WASHINGTON — A top House official said that a “significant data breach” at the health insurance marketplace for Washington, D.C., on Tuesday potentially exposed personal identifiable information of hundreds of lawmakers and staff.
In a letter obtained by NBC News, Chief Administrative Officer Catherine L. Szpindor said Wednesday that the U.S. Capitol Police and the FBI had alerted her to a data breach at DC Health Link.
“Currently, I do not know the size and scope of the breach, but have been informed by the Federal Bureau of Investigation (FBI) that account information and [personally identifiable information] of hundreds of Member and House staff were stolen,” Szpindor said. “I expect to have access to the list of impacted enrollees later today and will notify you directly if your information was compromised.”
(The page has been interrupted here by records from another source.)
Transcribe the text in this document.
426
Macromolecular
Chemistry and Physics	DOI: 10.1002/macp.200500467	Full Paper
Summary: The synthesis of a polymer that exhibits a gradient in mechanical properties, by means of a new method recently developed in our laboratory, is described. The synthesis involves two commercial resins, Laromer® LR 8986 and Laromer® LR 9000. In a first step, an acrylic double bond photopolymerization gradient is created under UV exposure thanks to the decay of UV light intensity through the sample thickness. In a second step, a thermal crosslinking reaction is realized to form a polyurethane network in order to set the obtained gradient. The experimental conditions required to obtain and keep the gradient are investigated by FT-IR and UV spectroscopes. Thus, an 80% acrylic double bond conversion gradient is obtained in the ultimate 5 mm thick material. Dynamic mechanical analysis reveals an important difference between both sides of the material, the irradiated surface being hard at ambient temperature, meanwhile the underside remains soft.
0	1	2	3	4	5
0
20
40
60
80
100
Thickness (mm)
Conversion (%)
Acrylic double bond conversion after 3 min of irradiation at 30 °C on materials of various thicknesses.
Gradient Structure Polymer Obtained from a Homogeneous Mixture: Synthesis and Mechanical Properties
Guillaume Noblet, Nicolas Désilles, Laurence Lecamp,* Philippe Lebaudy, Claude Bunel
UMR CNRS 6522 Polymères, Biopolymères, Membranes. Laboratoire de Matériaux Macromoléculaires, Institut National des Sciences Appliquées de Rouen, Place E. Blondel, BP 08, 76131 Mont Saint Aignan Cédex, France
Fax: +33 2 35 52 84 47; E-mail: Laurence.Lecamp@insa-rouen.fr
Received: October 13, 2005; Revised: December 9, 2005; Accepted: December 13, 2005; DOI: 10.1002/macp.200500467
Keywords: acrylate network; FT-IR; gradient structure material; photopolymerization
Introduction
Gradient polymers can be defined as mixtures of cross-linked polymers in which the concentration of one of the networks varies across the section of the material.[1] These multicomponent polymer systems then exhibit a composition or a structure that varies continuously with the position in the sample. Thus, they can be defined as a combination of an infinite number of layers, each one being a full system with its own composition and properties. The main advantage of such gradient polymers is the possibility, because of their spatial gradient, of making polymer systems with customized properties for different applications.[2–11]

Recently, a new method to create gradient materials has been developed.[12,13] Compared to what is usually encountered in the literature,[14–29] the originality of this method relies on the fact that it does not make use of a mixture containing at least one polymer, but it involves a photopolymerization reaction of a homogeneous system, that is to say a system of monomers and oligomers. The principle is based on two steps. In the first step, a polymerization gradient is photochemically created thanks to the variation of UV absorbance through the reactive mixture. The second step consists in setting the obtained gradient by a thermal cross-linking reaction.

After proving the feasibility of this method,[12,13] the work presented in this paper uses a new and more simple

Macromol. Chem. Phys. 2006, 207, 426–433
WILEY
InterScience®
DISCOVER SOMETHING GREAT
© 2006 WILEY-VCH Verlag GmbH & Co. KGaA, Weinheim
Szpindor added that it did not appear that House lawmakers were “the specific target of the attack” on DC Health Link.
The data breach has also affected Senate offices, according to an email sent to Senate offices Wednesday afternoon.
The notice said that the “data included the full names, date of enrollment, relationship (self, spouse, child), and email address, but no other Personally Identifiable Information (PII).”
The FBI, Capitol Police and DC Health Link did not respond to requests for comment.
A reporter for Punchbowl News first reported on Szpindor’s letter.
Out of an “abundance of caution,” Szpindor said, lawmakers may opt to freeze family credit at three major credit bureaus, Equifax, Experian and Transunion.
According to Szpindor’s letter, House Speaker Kevin McCarthy, R-Calif., and House Minority Leader Hakeem Jeffries, D-N.Y., requested additional information from DC Health Link on what data was taken, who was affected and what steps were being taken to protect House victims of the breach.